I remember the first time I ever felt jealous about a romantic partner. It felt like my chest was splitting in two. For the first time, I understood why they called it ‘heartbreak’: it physically felt like my heart was cracking, and it winded me so much I couldn’t breathe.
This was actually a panic attack, but my 13-year-old self didn’t know that. She thought she was in love. She thought that the pain in her chest was a sign that she should actually be with the person that was making her jealous. After all, only your soul mate could make you feel something so deeply, right?
Fast forward to when I was 18. My boyfriend at the time cheated on me with another girl, who he ended up dating. There were many things I felt when I realized he cheated on me: hurt, betrayed, angry.
But one thing I didn’t feel? Jealousy. I didn’t envy the poor girl who became his girlfriend. I didn’t feel possessive over him. I didn’t want him.
I was surprised that my heart didn’t crack in two like it had before. This strange reaction prompted me to do a lot of soul-searching. At first, I asked myself why I didn’t feel jealous, but then, I asked myself why I thought I should feel jealous. After all, why would I want someone who mistreated me?
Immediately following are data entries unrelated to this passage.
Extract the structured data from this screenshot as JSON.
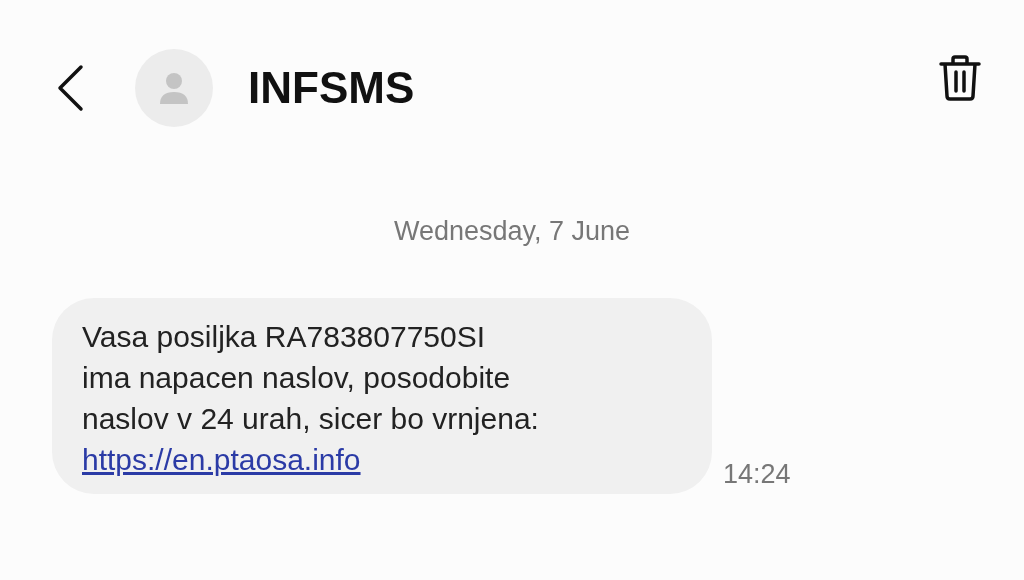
{
  "header": {
    "title": "INFSMS"
  },
  "date_divider": "Wednesday, 7 June",
  "messages": [
    {
      "text": "Vasa posiljka RA783807750SI\nima napacen naslov, posodobite\nnaslov v 24 urah, sicer bo vrnjena:",
      "link": "https://en.ptaosa.info",
      "time": "14:24"
    }
  ]
}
Sometimes, jealousy is about feeling unwanted – it is for me, anyway. We might feel jealous when we see our crush with someone else because we feel unwanted in comparison. We also might feel jealous when our partners pay more attention to others because we feel insecure and we think it’s a threat to the relationship.
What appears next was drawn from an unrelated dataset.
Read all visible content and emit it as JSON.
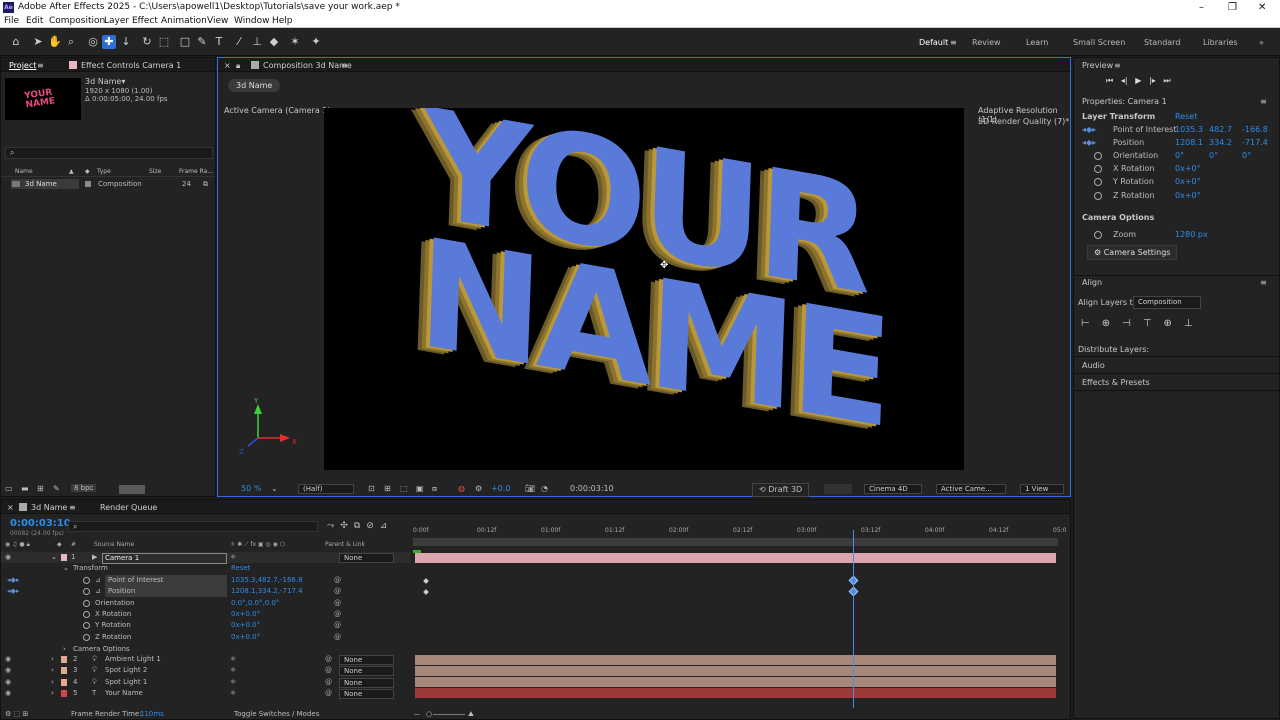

When my boyfriend cheated on me, I realized it didn’t mean I was unwanted. It wasn’t a reflection of me at all, it was a reflection of him. I had no reason to feel insecure, so I didn’t.
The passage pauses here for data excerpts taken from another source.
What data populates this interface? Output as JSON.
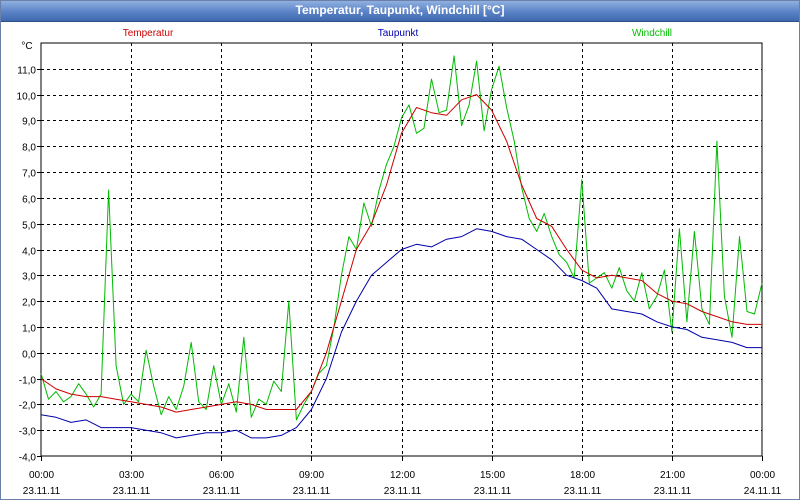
{
  "window": {
    "title": "Temperatur, Taupunkt, Windchill [°C]"
  },
  "colors": {
    "temperatur": "#cc0000",
    "taupunkt": "#0000aa",
    "windchill": "#00bb00",
    "grid": "#000000"
  },
  "chart_data": {
    "type": "line",
    "title": "Temperatur, Taupunkt, Windchill [°C]",
    "ylabel": "°C",
    "ylim": [
      -4.0,
      12.0
    ],
    "xlim": [
      0,
      24
    ],
    "grid": true,
    "legend": "top",
    "yticks": [
      "-4,0",
      "-3,0",
      "-2,0",
      "-1,0",
      "0,0",
      "1,0",
      "2,0",
      "3,0",
      "4,0",
      "5,0",
      "6,0",
      "7,0",
      "8,0",
      "9,0",
      "10,0",
      "11,0"
    ],
    "xticks": [
      {
        "time": "00:00",
        "date": "23.11.11"
      },
      {
        "time": "03:00",
        "date": "23.11.11"
      },
      {
        "time": "06:00",
        "date": "23.11.11"
      },
      {
        "time": "09:00",
        "date": "23.11.11"
      },
      {
        "time": "12:00",
        "date": "23.11.11"
      },
      {
        "time": "15:00",
        "date": "23.11.11"
      },
      {
        "time": "18:00",
        "date": "23.11.11"
      },
      {
        "time": "21:00",
        "date": "23.11.11"
      },
      {
        "time": "00:00",
        "date": "24.11.11"
      }
    ],
    "series": [
      {
        "name": "Temperatur",
        "x": [
          0,
          0.5,
          1,
          1.5,
          2,
          2.5,
          3,
          3.5,
          4,
          4.5,
          5,
          5.5,
          6,
          6.5,
          7,
          7.5,
          8,
          8.5,
          9,
          9.5,
          10,
          10.5,
          11,
          11.5,
          12,
          12.5,
          13,
          13.5,
          14,
          14.5,
          15,
          15.5,
          16,
          16.5,
          17,
          17.5,
          18,
          18.5,
          19,
          19.5,
          20,
          20.5,
          21,
          21.5,
          22,
          22.5,
          23,
          23.5,
          24
        ],
        "values": [
          -1.0,
          -1.4,
          -1.6,
          -1.7,
          -1.7,
          -1.8,
          -1.9,
          -2.0,
          -2.1,
          -2.3,
          -2.2,
          -2.1,
          -2.0,
          -1.9,
          -2.0,
          -2.2,
          -2.2,
          -2.2,
          -1.5,
          0.0,
          2.0,
          4.0,
          5.0,
          6.5,
          8.5,
          9.5,
          9.3,
          9.2,
          9.8,
          10.0,
          9.4,
          8.2,
          6.5,
          5.2,
          4.9,
          4.0,
          3.2,
          2.9,
          3.0,
          2.9,
          2.8,
          2.3,
          2.0,
          1.9,
          1.6,
          1.4,
          1.2,
          1.1,
          1.1
        ]
      },
      {
        "name": "Taupunkt",
        "x": [
          0,
          0.5,
          1,
          1.5,
          2,
          2.5,
          3,
          3.5,
          4,
          4.5,
          5,
          5.5,
          6,
          6.5,
          7,
          7.5,
          8,
          8.5,
          9,
          9.5,
          10,
          10.5,
          11,
          11.5,
          12,
          12.5,
          13,
          13.5,
          14,
          14.5,
          15,
          15.5,
          16,
          16.5,
          17,
          17.5,
          18,
          18.5,
          19,
          19.5,
          20,
          20.5,
          21,
          21.5,
          22,
          22.5,
          23,
          23.5,
          24
        ],
        "values": [
          -2.4,
          -2.5,
          -2.7,
          -2.6,
          -2.9,
          -2.9,
          -2.9,
          -3.0,
          -3.1,
          -3.3,
          -3.2,
          -3.1,
          -3.1,
          -3.0,
          -3.3,
          -3.3,
          -3.2,
          -2.9,
          -2.2,
          -1.0,
          0.8,
          2.0,
          3.0,
          3.5,
          4.0,
          4.2,
          4.1,
          4.4,
          4.5,
          4.8,
          4.7,
          4.5,
          4.4,
          4.0,
          3.6,
          3.0,
          2.8,
          2.5,
          1.7,
          1.6,
          1.5,
          1.2,
          1.0,
          0.9,
          0.6,
          0.5,
          0.4,
          0.2,
          0.2
        ]
      },
      {
        "name": "Windchill",
        "x": [
          0,
          0.25,
          0.5,
          0.75,
          1,
          1.25,
          1.5,
          1.75,
          2,
          2.25,
          2.5,
          2.75,
          3,
          3.25,
          3.5,
          3.75,
          4,
          4.25,
          4.5,
          4.75,
          5,
          5.25,
          5.5,
          5.75,
          6,
          6.25,
          6.5,
          6.75,
          7,
          7.25,
          7.5,
          7.75,
          8,
          8.25,
          8.5,
          8.75,
          9,
          9.25,
          9.5,
          9.75,
          10,
          10.25,
          10.5,
          10.75,
          11,
          11.25,
          11.5,
          11.75,
          12,
          12.25,
          12.5,
          12.75,
          13,
          13.25,
          13.5,
          13.75,
          14,
          14.25,
          14.5,
          14.75,
          15,
          15.25,
          15.5,
          15.75,
          16,
          16.25,
          16.5,
          16.75,
          17,
          17.25,
          17.5,
          17.75,
          18,
          18.25,
          18.5,
          18.75,
          19,
          19.25,
          19.5,
          19.75,
          20,
          20.25,
          20.5,
          20.75,
          21,
          21.25,
          21.5,
          21.75,
          22,
          22.25,
          22.5,
          22.75,
          23,
          23.25,
          23.5,
          23.75,
          24
        ],
        "values": [
          -0.8,
          -1.8,
          -1.5,
          -1.9,
          -1.7,
          -1.2,
          -1.6,
          -2.1,
          -1.6,
          6.3,
          -0.5,
          -2.0,
          -1.6,
          -1.9,
          0.1,
          -1.3,
          -2.4,
          -1.7,
          -2.2,
          -1.3,
          0.4,
          -1.9,
          -2.2,
          -0.5,
          -2.0,
          -1.2,
          -2.3,
          0.6,
          -2.5,
          -1.8,
          -2.0,
          -1.1,
          -1.5,
          2.0,
          -2.6,
          -2.0,
          -1.5,
          -0.8,
          -0.5,
          1.0,
          3.0,
          4.5,
          4.0,
          5.8,
          4.9,
          6.3,
          7.3,
          8.0,
          9.1,
          9.6,
          8.5,
          8.7,
          10.6,
          9.3,
          9.4,
          11.5,
          8.8,
          9.6,
          11.3,
          8.6,
          10.2,
          11.1,
          9.5,
          8.2,
          6.4,
          5.2,
          4.7,
          5.4,
          4.5,
          3.8,
          3.5,
          2.9,
          6.7,
          2.7,
          2.9,
          3.1,
          2.5,
          3.3,
          2.4,
          2.0,
          3.1,
          1.7,
          2.2,
          3.2,
          0.8,
          4.8,
          1.2,
          4.7,
          1.7,
          1.1,
          8.2,
          2.2,
          0.6,
          4.5,
          1.6,
          1.5,
          2.7
        ]
      }
    ]
  }
}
Of course, jealousy isn’t always rational. Often it comes out of nowhere, and there’s no reasoning yourself out of it. But this epiphany stuck with me, and since then, I’ve hardly ever felt jealous.
When I tell people this, they assume it means I don’t have any real feelings for my partners. This isn’t true. I’ve loved people fiercely and deeply without feeling a pang of jealousy at all. To me, my lack of jealousy didn’t mean I didn’t love my partners, but it meant that I loved myself and was incredibly secure in my own self-worth.
Learning about non-monogamy and polyamory has also expanded my understanding of jealousy. Many people are able to love more than one romantic partner at once. For many people, having more than one partner is possible because their love isn’t a finite resource.
Think about it: if you can have multiple children or multiple pets while loving every single one of them, it makes sense that some people can have multiple partners and love them all the same.
By this token, some people can find more than one person attractive at the same time. If I’m dating someone who finds someone else attractive, that doesn’t mean they don’t find me attractive. And if they don’t find me attractive, that’s a separate issue – one that has no influence over my worth.
Many people believe that jealousy is an indicator of love, so much so that they’ll make their partner jealous to ‘test’ their love. This is a common trope in rom-coms, and I often see it with acquaintances and friends of mine. We’re taught from a young age that love hurts, so we confuse the ache of jealousy with feelings of care and partnership. This attitude is troubling because it can romanticize people being over-possessive, and even abusive, towards their partners.
It’s okay to feel jealous. There’s nothing wrong with you if you experience jealousy. That said, we should stop romanticizing jealousy and we should stop equating it with love.
Love shouldn’t crack your heart in two – it should mend it. Whether it comes from a friend, a romantic partner, a family member, a pet, or yourself, love should be a source of support and energy, not pain.